To calculate the bearing between two coordinates, you can use the following formula:

bearing = atan2(sin(long2-long1)*cos(lat2), cos(lat1)*sin(lat2) – sin(lat1)*cos(lat2)*cos(long2-long1))

This formula assumes that the coordinates are given in terms of latitude and longitude. The variables in the formula are as follows:

• lat1: the latitude of the first coordinate
• long1: the longitude of the first coordinate
• lat2: the latitude of the second coordinate
• long2: the longitude of the second coordinate

The resulting angle is the bearing from the first coordinate to the second coordinate, measured in radians clockwise from north. You can convert the result to degrees by multiplying it by 180/pi.

## How to calculate a Bearing between two coordinates in Python

``````import math

def calc_bearing(lat1, long1, lat2, long2):
# Convert latitude and longitude to radians

# Calculate the bearing
bearing = math.atan2(
math.sin(long2 - long1) * math.cos(lat2),
math.cos(lat1) * math.sin(lat2) - math.sin(lat1) * math.cos(lat2) * math.cos(long2 - long1)
)

# Convert the bearing to degrees
bearing = math.degrees(bearing)

# Make sure the bearing is positive
bearing = (bearing + 360) % 360

return bearing
``````

## How to calculate a Bearing between two coordinates in Microsoft Excel

In Microsoft Excel, you can use the ATAN2 function to calculate the bearing between two points.
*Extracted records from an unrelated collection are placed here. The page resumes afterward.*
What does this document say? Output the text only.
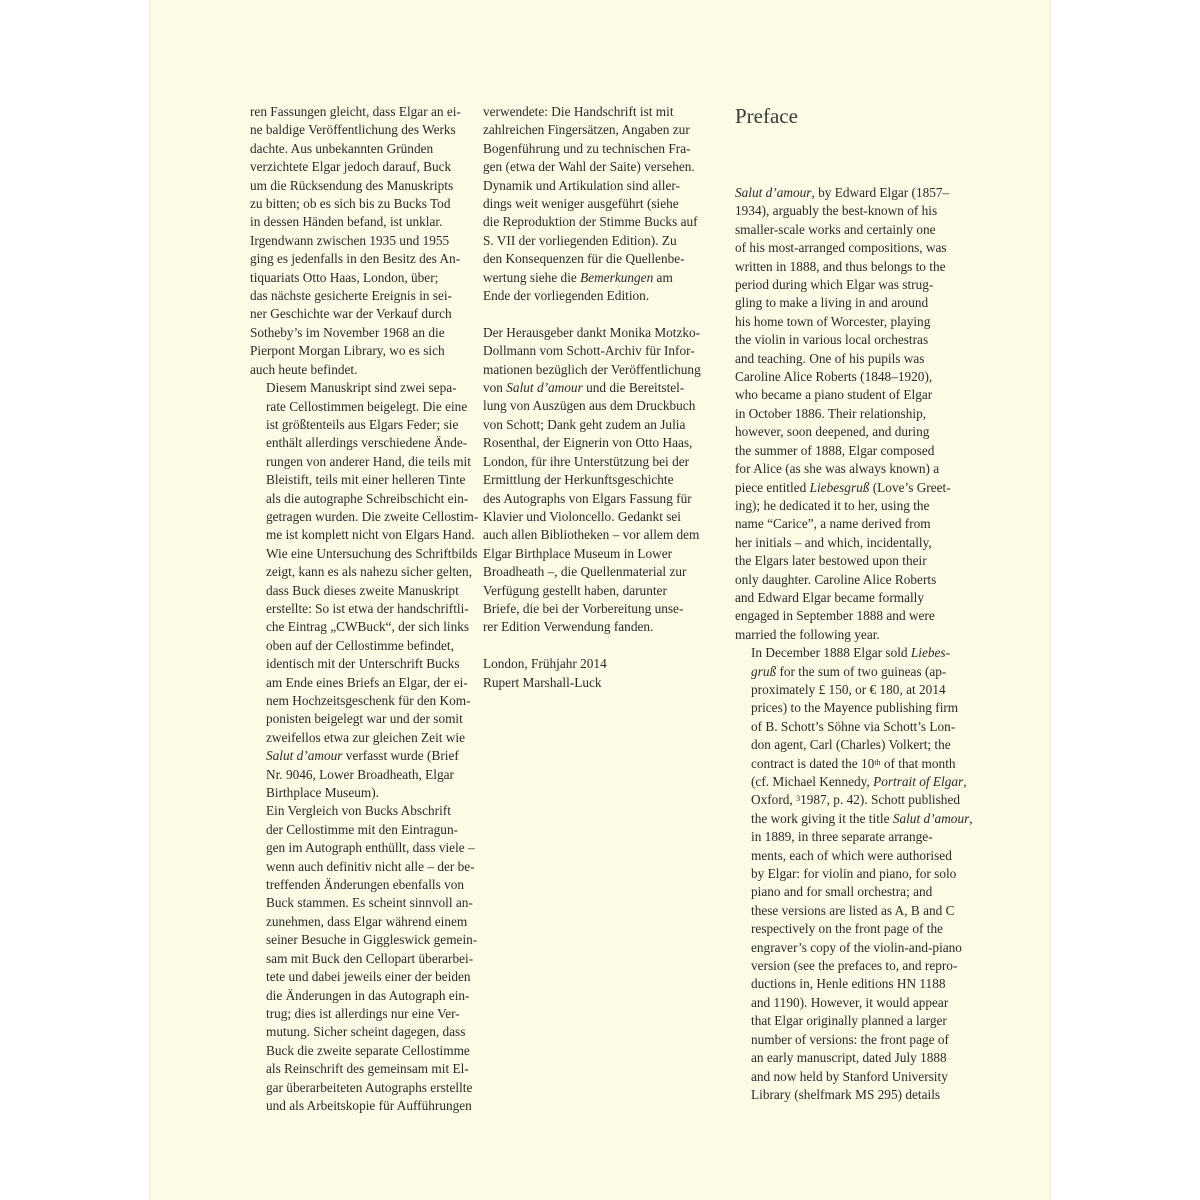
ren Fassungen gleicht, dass Elgar an ei-
ne baldige Veröffentlichung des Werks
dachte. Aus unbekannten Gründen
verzichtete Elgar jedoch darauf, Buck
um die Rücksendung des Manuskripts
zu bitten; ob es sich bis zu Bucks Tod
in dessen Händen befand, ist unklar.
Irgendwann zwischen 1935 und 1955
ging es jedenfalls in den Besitz des An-
tiquariats Otto Haas, London, über;
das nächste gesicherte Ereignis in sei-
ner Geschichte war der Verkauf durch
Sotheby’s im November 1968 an die
Pierpont Morgan Library, wo es sich
auch heute befindet.

Diesem Manuskript sind zwei sepa-
rate Cellostimmen beigelegt. Die eine
ist größtenteils aus Elgars Feder; sie
enthält allerdings verschiedene Ände-
rungen von anderer Hand, die teils mit
Bleistift, teils mit einer helleren Tinte
als die autographe Schreibschicht ein-
getragen wurden. Die zweite Cellostim-
me ist komplett nicht von Elgars Hand.
Wie eine Untersuchung des Schriftbilds
zeigt, kann es als nahezu sicher gelten,
dass Buck dieses zweite Manuskript
erstellte: So ist etwa der handschriftli-
che Eintrag „CWBuck“, der sich links
oben auf der Cellostimme befindet,
identisch mit der Unterschrift Bucks
am Ende eines Briefs an Elgar, der ei-
nem Hochzeitsgeschenk für den Kom-
ponisten beigelegt war und der somit
zweifellos etwa zur gleichen Zeit wie
Salut d’amour verfasst wurde (Brief
Nr. 9046, Lower Broadheath, Elgar
Birthplace Museum).

Ein Vergleich von Bucks Abschrift
der Cellostimme mit den Eintragun-
gen im Autograph enthüllt, dass viele –
wenn auch definitiv nicht alle – der be-
treffenden Änderungen ebenfalls von
Buck stammen. Es scheint sinnvoll an-
zunehmen, dass Elgar während einem
seiner Besuche in Giggleswick gemein-
sam mit Buck den Cellopart überarbei-
tete und dabei jeweils einer der beiden
die Änderungen in das Autograph ein-
trug; dies ist allerdings nur eine Ver-
mutung. Sicher scheint dagegen, dass
Buck die zweite separate Cellostimme
als Reinschrift des gemeinsam mit El-
gar überarbeiteten Autographs erstellte
und als Arbeitskopie für Aufführungen

verwendete: Die Handschrift ist mit
zahlreichen Fingersätzen, Angaben zur
Bogenführung und zu technischen Fra-
gen (etwa der Wahl der Saite) versehen.
Dynamik und Artikulation sind aller-
dings weit weniger ausgeführt (siehe
die Reproduktion der Stimme Bucks auf
S. VII der vorliegenden Edition). Zu
den Konsequenzen für die Quellenbe-
wertung siehe die Bemerkungen am
Ende der vorliegenden Edition.

Der Herausgeber dankt Monika Motzko-
Dollmann vom Schott-Archiv für Infor-
mationen bezüglich der Veröffentlichung
von Salut d’amour und die Bereitstel-
lung von Auszügen aus dem Druckbuch
von Schott; Dank geht zudem an Julia
Rosenthal, der Eignerin von Otto Haas,
London, für ihre Unterstützung bei der
Ermittlung der Herkunftsgeschichte
des Autographs von Elgars Fassung für
Klavier und Violoncello. Gedankt sei
auch allen Bibliotheken – vor allem dem
Elgar Birthplace Museum in Lower
Broadheath –, die Quellenmaterial zur
Verfügung gestellt haben, darunter
Briefe, die bei der Vorbereitung unse-
rer Edition Verwendung fanden.

London, Frühjahr 2014
Rupert Marshall-Luck

Preface

Salut d’amour, by Edward Elgar (1857–
1934), arguably the best-known of his
smaller-scale works and certainly one
of his most-arranged compositions, was
written in 1888, and thus belongs to the
period during which Elgar was strug-
gling to make a living in and around
his home town of Worcester, playing
the violin in various local orchestras
and teaching. One of his pupils was
Caroline Alice Roberts (1848–1920),
who became a piano student of Elgar
in October 1886. Their relationship,
however, soon deepened, and during
the summer of 1888, Elgar composed
for Alice (as she was always known) a
piece entitled Liebesgruß (Love’s Greet-
ing); he dedicated it to her, using the
name “Carice”, a name derived from
her initials – and which, incidentally,
the Elgars later bestowed upon their
only daughter. Caroline Alice Roberts
and Edward Elgar became formally
engaged in September 1888 and were
married the following year.

In December 1888 Elgar sold Liebes-
gruß for the sum of two guineas (ap-
proximately £ 150, or € 180, at 2014
prices) to the Mayence publishing firm
of B. Schott’s Söhne via Schott’s Lon-
don agent, Carl (Charles) Volkert; the
contract is dated the 10th of that month
(cf. Michael Kennedy, Portrait of Elgar,
Oxford, $^3$1987, p. 42). Schott published
the work giving it the title Salut d’amour,
in 1889, in three separate arrange-
ments, each of which were authorised
by Elgar: for violin and piano, for solo
piano and for small orchestra; and
these versions are listed as A, B and C
respectively on the front page of the
engraver’s copy of the violin-and-piano
version (see the prefaces to, and repro-
ductions in, Henle editions HN 1188
and 1190). However, it would appear
that Elgar originally planned a larger
number of versions: the front page of
an early manuscript, dated July 1888
and now held by Stanford University
Library (shelfmark MS 295) details
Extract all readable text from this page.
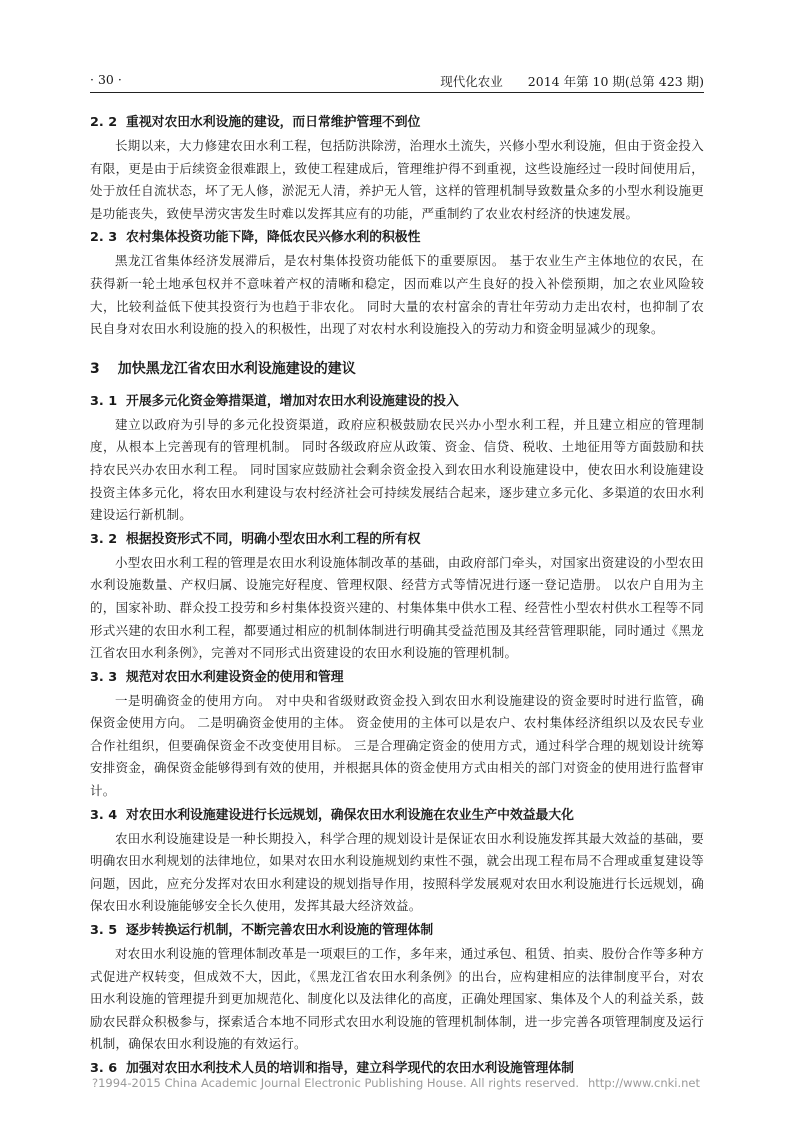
· 30 ·	现代化农业　　2014 年第 10 期(总第 423 期)
2. 2 重视对农田水利设施的建设，而日常维护管理不到位

长期以来，大力修建农田水利工程，包括防洪除涝，治理水土流失，兴修小型水利设施，但由于资金投入有限，更是由于后续资金很难跟上，致使工程建成后，管理维护得不到重视，这些设施经过一段时间使用后，处于放任自流状态，坏了无人修，淤泥无人清，养护无人管，这样的管理机制导致数量众多的小型水利设施更是功能丧失，致使旱涝灾害发生时难以发挥其应有的功能，严重制约了农业农村经济的快速发展。

2. 3 农村集体投资功能下降，降低农民兴修水利的积极性

黑龙江省集体经济发展滞后，是农村集体投资功能低下的重要原因。 基于农业生产主体地位的农民，在获得新一轮土地承包权并不意味着产权的清晰和稳定，因而难以产生良好的投入补偿预期，加之农业风险较大，比较利益低下使其投资行为也趋于非农化。 同时大量的农村富余的青壮年劳动力走出农村，也抑制了农民自身对农田水利设施的投入的积极性，出现了对农村水利设施投入的劳动力和资金明显减少的现象。

3 加快黑龙江省农田水利设施建设的建议
3. 1 开展多元化资金筹措渠道，增加对农田水利设施建设的投入

建立以政府为引导的多元化投资渠道，政府应积极鼓励农民兴办小型水利工程，并且建立相应的管理制度，从根本上完善现有的管理机制。 同时各级政府应从政策、资金、信贷、税收、土地征用等方面鼓励和扶持农民兴办农田水利工程。 同时国家应鼓励社会剩余资金投入到农田水利设施建设中，使农田水利设施建设投资主体多元化，将农田水利建设与农村经济社会可持续发展结合起来，逐步建立多元化、多渠道的农田水利建设运行新机制。

3. 2 根据投资形式不同，明确小型农田水利工程的所有权

小型农田水利工程的管理是农田水利设施体制改革的基础，由政府部门牵头，对国家出资建设的小型农田水利设施数量、产权归属、设施完好程度、管理权限、经营方式等情况进行逐一登记造册。 以农户自用为主的，国家补助、群众投工投劳和乡村集体投资兴建的、村集体集中供水工程、经营性小型农村供水工程等不同形式兴建的农田水利工程，都要通过相应的机制体制进行明确其受益范围及其经营管理职能，同时通过《黑龙江省农田水利条例》，完善对不同形式出资建设的农田水利设施的管理机制。

3. 3 规范对农田水利建设资金的使用和管理

一是明确资金的使用方向。 对中央和省级财政资金投入到农田水利设施建设的资金要时时进行监管，确保资金使用方向。 二是明确资金使用的主体。 资金使用的主体可以是农户、农村集体经济组织以及农民专业合作社组织，但要确保资金不改变使用目标。 三是合理确定资金的使用方式，通过科学合理的规划设计统筹安排资金，确保资金能够得到有效的使用，并根据具体的资金使用方式由相关的部门对资金的使用进行监督审计。

3. 4 对农田水利设施建设进行长远规划，确保农田水利设施在农业生产中效益最大化

农田水利设施建设是一种长期投入，科学合理的规划设计是保证农田水利设施发挥其最大效益的基础，要明确农田水利规划的法律地位，如果对农田水利设施规划约束性不强，就会出现工程布局不合理或重复建设等问题，因此，应充分发挥对农田水利建设的规划指导作用，按照科学发展观对农田水利设施进行长远规划，确保农田水利设施能够安全长久使用，发挥其最大经济效益。

3. 5 逐步转换运行机制，不断完善农田水利设施的管理体制

对农田水利设施的管理体制改革是一项艰巨的工作，多年来，通过承包、租赁、拍卖、股份合作等多种方式促进产权转变，但成效不大，因此，《黑龙江省农田水利条例》的出台，应构建相应的法律制度平台，对农田水利设施的管理提升到更加规范化、制度化以及法律化的高度，正确处理国家、集体及个人的利益关系，鼓励农民群众积极参与，探索适合本地不同形式农田水利设施的管理机制体制，进一步完善各项管理制度及运行机制，确保农田水利设施的有效运行。

3. 6 加强对农田水利技术人员的培训和指导，建立科学现代的农田水利设施管理体制
?1994-2015 China Academic Journal Electronic Publishing House. All rights reserved. http://www.cnki.net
The ATAN2 function takes two arguments: the y-coordinate and the x-coordinate of a point, and returns the angle (in radians) between the positive x-axis and the point.

To calculate the bearing between two points in Excel, you can use the following formula:

``````=ATAN2(y2-y1, x2-x1)
``````

Where (x1, y1) and (x2, y2) are the coordinates of the two points.
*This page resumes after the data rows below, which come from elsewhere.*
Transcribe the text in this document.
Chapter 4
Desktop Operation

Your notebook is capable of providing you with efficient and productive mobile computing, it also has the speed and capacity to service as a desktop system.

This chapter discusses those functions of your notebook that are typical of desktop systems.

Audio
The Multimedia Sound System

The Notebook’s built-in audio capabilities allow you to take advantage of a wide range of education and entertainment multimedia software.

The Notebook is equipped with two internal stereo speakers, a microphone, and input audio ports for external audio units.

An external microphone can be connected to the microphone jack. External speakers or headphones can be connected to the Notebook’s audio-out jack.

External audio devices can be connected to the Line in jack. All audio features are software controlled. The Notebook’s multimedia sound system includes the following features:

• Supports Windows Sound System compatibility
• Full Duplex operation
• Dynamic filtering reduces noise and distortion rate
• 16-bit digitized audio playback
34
The resulting angle is the bearing from the first point to the second point, measured in radians counterclockwise from the positive x-axis. You can convert the result to degrees by multiplying it by 180/pi.
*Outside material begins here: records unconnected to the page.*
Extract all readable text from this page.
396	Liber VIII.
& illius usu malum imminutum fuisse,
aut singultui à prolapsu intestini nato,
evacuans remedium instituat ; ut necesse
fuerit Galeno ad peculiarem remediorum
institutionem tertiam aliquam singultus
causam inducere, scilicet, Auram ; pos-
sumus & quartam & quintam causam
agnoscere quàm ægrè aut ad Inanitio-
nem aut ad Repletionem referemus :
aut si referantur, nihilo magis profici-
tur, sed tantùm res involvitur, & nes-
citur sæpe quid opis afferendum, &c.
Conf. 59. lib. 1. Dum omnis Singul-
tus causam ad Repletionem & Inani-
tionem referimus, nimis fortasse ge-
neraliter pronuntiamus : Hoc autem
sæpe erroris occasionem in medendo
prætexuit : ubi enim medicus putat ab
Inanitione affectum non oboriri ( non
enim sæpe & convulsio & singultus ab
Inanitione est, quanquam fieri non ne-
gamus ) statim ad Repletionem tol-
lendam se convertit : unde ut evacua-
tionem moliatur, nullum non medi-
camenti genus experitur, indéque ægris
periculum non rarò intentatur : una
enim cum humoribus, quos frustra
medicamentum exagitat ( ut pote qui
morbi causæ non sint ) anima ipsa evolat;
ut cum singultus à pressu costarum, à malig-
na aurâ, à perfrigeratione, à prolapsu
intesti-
Here is an example of how this formula can be used in Excel:

``````  |  A   B   C   D   E
1 |      X1  Y1  X2  Y2
2 |  B   =ATAN2(D2-C2, E2-D2)
``````

In this example, the bearing from (X1, Y1) to (X2, Y2) is calculated in cell B2.

## How to calculate a Bearing between two coordinates in QGIS

In QGIS, there are several tools that you can use to calculate the bearing between two points.

One option is to use the `\$bearing` function in an expression. This function takes two point geometries as arguments and returns the bearing in degrees clockwise from north. You can use the `\$bearing` function to create a new field in the attribute table that contains the bearings, or to display the bearings on the map canvas using labels or data-defined symbology.

Another option is to use the “Measure Azimuth” tool in the “Measure” toolbar. To use this tool:

1. Open the “Measure” toolbar by going to View > Toolbars > Measure.
2. Select the “Measure Azimuth” tool.
3. Click on the starting point of the measurement.
4. Click on the ending point of the measurement.

The bearing will be displayed in the Measurements panel, as well as on the map canvas as a line connecting the two points.

You can also use the “Measure Line” tool to measure the distance between the two points and the “Measure Angle” tool to measure the angle between the line and north.